Jan 062013

This post is part of a meta-series. Click here for a list of all posts in this series.

Finally had a little time to poke at this. Haven’t done much besides fix up the windows on the saucer rim, but since I haven’t done a full-ship render in a while, this seemed a good opportunity!

Spent about six hours putting in the ventral grids (all of which are nice and tidy; helps to know the pitfalls you’re going to encounter and how to mitigate them in advance!), windows, and rooms.

There’s something funky going on with either the room self-illumination or the window frames that’s causing the J and N deck rooms to be darker than they should be. There’s also some funky shadowing going on with the windows on the right side of the image, but I think that may just be because I mirrored and inverted my lighting rig to bolster the light for this render. Mirrored lights often do weird things.

Went through a lot of trial and error with Blender’s various deformation tools in order to get the shield grids near the neck collar to flow around it, rather than end abruptly. Finally came up with a solution I was happy with using Mesh Deform (essentially using another mesh as a Lattice deformer). I also fiddled with the UVs on the rooms so that the K deck room ceilings (which are what you see through the windows at this angle) aren’t so much brighter than the J and N deck room ceilings. There’s still a big difference, but it’s not quite as bad now. Finally, added the ventral saucer phaser arrays.

Ventral saucer lifeboats now in place. Started working on the “real” version of the sensor assembly, based heavily on the Lakota-style sensor assembly.

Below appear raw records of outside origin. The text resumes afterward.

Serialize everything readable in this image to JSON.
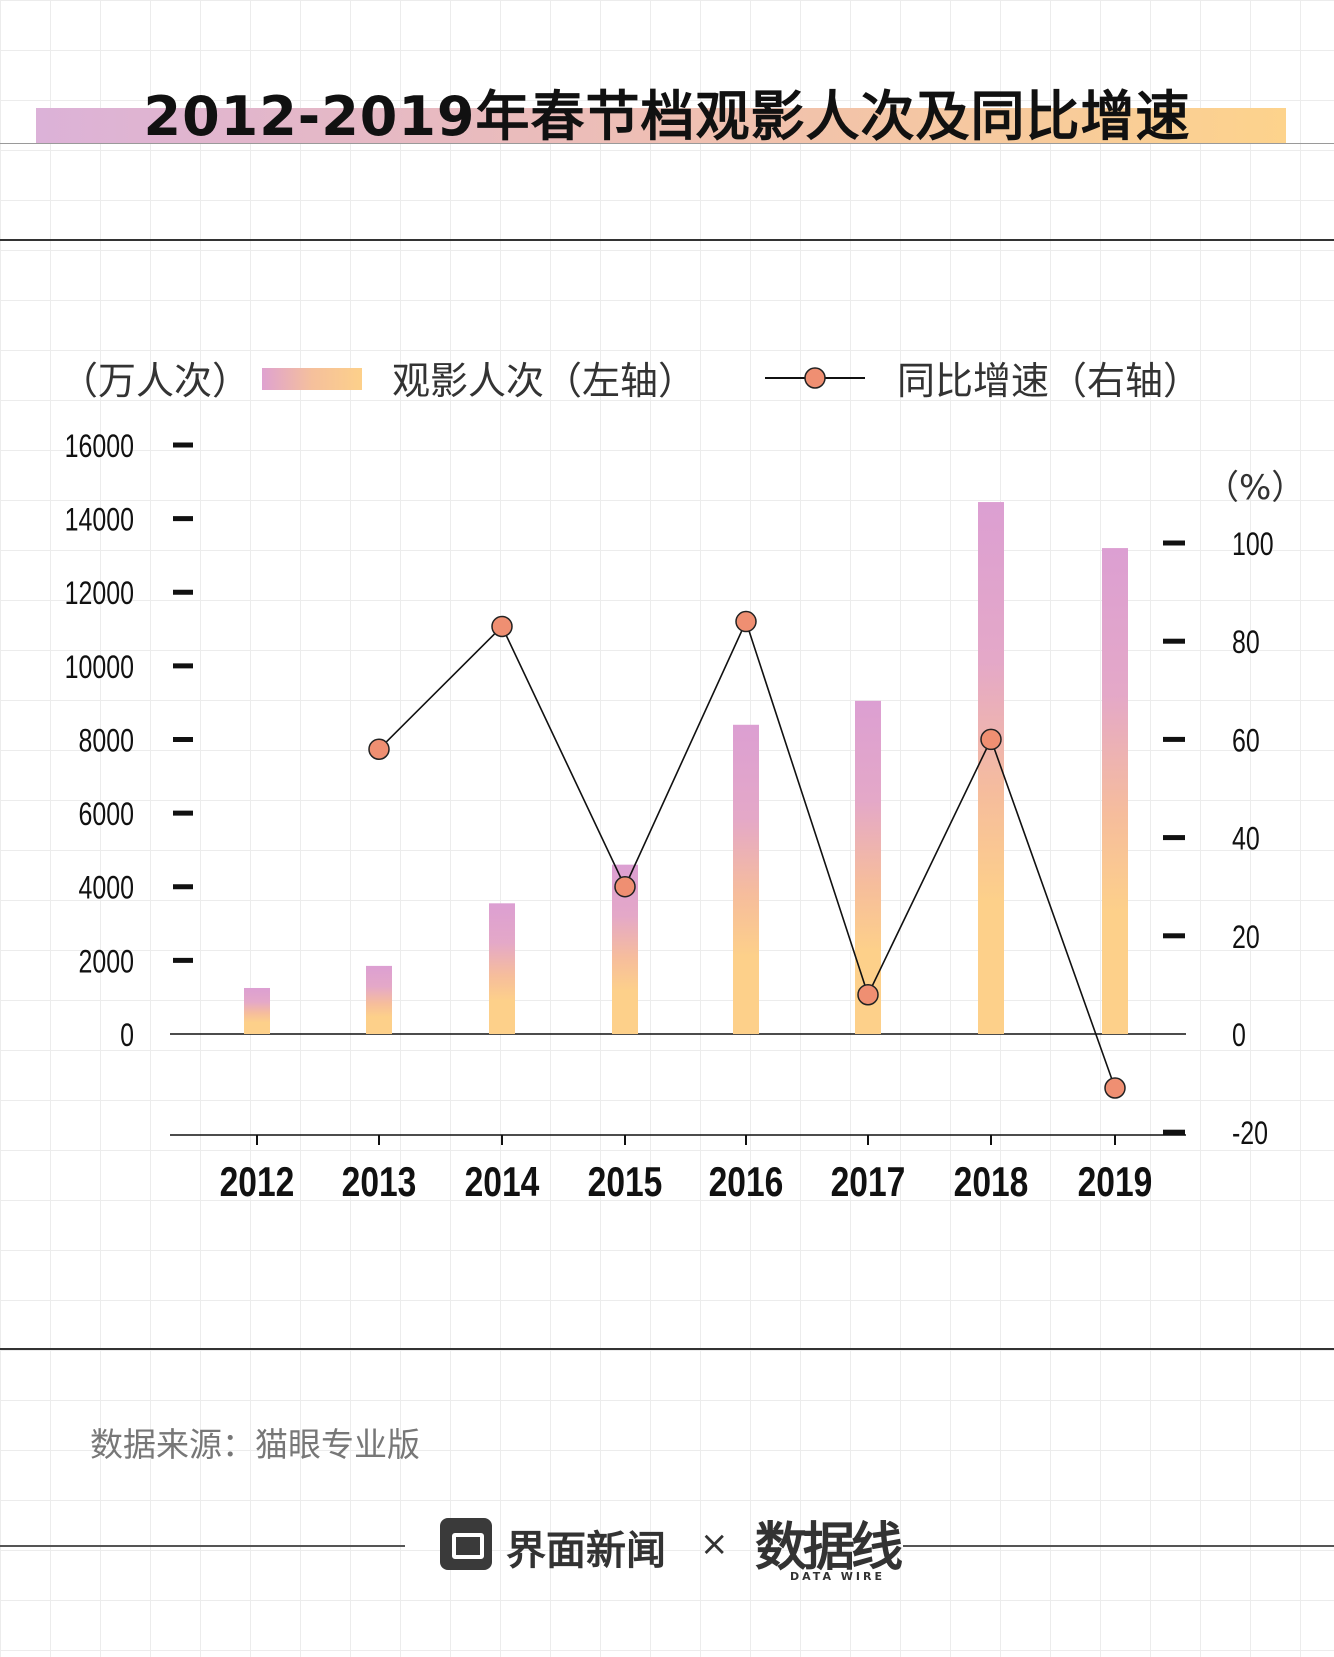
{
  "title": "2012-2019年春节档观影人次及同比增速",
  "legend": {
    "unit_left": "（万人次）",
    "bar_label": "观影人次（左轴）",
    "line_label": "同比增速（右轴）"
  },
  "right_unit": "（%）",
  "source": "数据来源：猫眼专业版",
  "footer": {
    "brand": "界面新闻",
    "times": "×",
    "partner": "数据线",
    "partner_sub": "DATA WIRE"
  },
  "colors": {
    "bar_top": "#dc9fd2",
    "bar_bottom": "#fdd08a",
    "marker_fill": "#ef8f72",
    "line": "#111111"
  },
  "chart_data": {
    "type": "bar",
    "categories": [
      "2012",
      "2013",
      "2014",
      "2015",
      "2016",
      "2017",
      "2018",
      "2019"
    ],
    "series": [
      {
        "name": "观影人次（左轴）",
        "type": "bar",
        "axis": "left",
        "values": [
          1250,
          1850,
          3550,
          4600,
          8400,
          9050,
          14450,
          13200
        ]
      },
      {
        "name": "同比增速（右轴）",
        "type": "line",
        "axis": "right",
        "values": [
          null,
          58,
          83,
          30,
          84,
          8,
          60,
          -11
        ]
      }
    ],
    "left_axis": {
      "range": [
        0,
        16000
      ],
      "ticks": [
        16000,
        14000,
        12000,
        10000,
        8000,
        6000,
        4000,
        2000,
        0
      ]
    },
    "right_axis": {
      "range": [
        -20,
        100
      ],
      "ticks": [
        100,
        80,
        60,
        40,
        20,
        0,
        -20
      ]
    }
  }
}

The initial shapes came together fine, and I decided rather than subsurfing the whole “star” pattern of the sensor assembly, I would do just enough to get the shape geometry and then bevel the edges several times to round it off. This created some less-than-attractive corners, which I deleted and thought, “Okay, I’ll just patch this with some curves and be good to go.” Come to realize I don’t know how to do this in Blender. I’m reasonably sure the functionality exists, but after several hours watching tutorials (Side note: why does everyone post video tutorials these days? Am I the only one who prefers the text-and-picture format?) and banging my head against bSurfaces, various Python scripts, and so on, I ultimately decided to brute-force it and extruded the “base” of each hole, then rescaled each loop based on the cursor anchored to one of the vertices along the edge. And all of this for little detail bits that are barely 15cm across!

Now we’re cooking with gas! The following represent another 10ish hours of work, but I believe also represent the conclusion of detail work on the saucer (except for the secondary shuttlebay doors, which I think I need to plan out before trying to tackle).

First up, a completely new and improved sensor dome, based on that of Lakota. I like the front-back orientation better than the sideways orientation as seen on the refit Ambassador, so that’s why it’s rotated the way it is. I imagine all of these components are modular and can be swapped-out on a per-mission basis, anyway.

(Just noticed the little render errors in the shield grid here. Probably trivial to fix.)

Second, another full-ship render, this time showcasing the saucer rim RCS thrusters. As with the sensor dome, these are based on Lakota‘s RCS thrusters rather than those of the Ambassador studio models because the ones on the studio models are little more than colored lines. The Lakota RCS thrusters share lineage with those of theConstitution Refit and look much more like actual RCS thrusters that would emit gas to push a ship around!

Also visible: running lights!

I spent a ton of time re-integrating the neck and engineering hull into one piece. Also made a ton of other really small but significant shape tweaks to the engineering hull. Rather than spend two hours rendering out something that won’t really look that much different without a side-by-side comparison, I did another annotated screenshot:

Over 170 hours working on this model so far.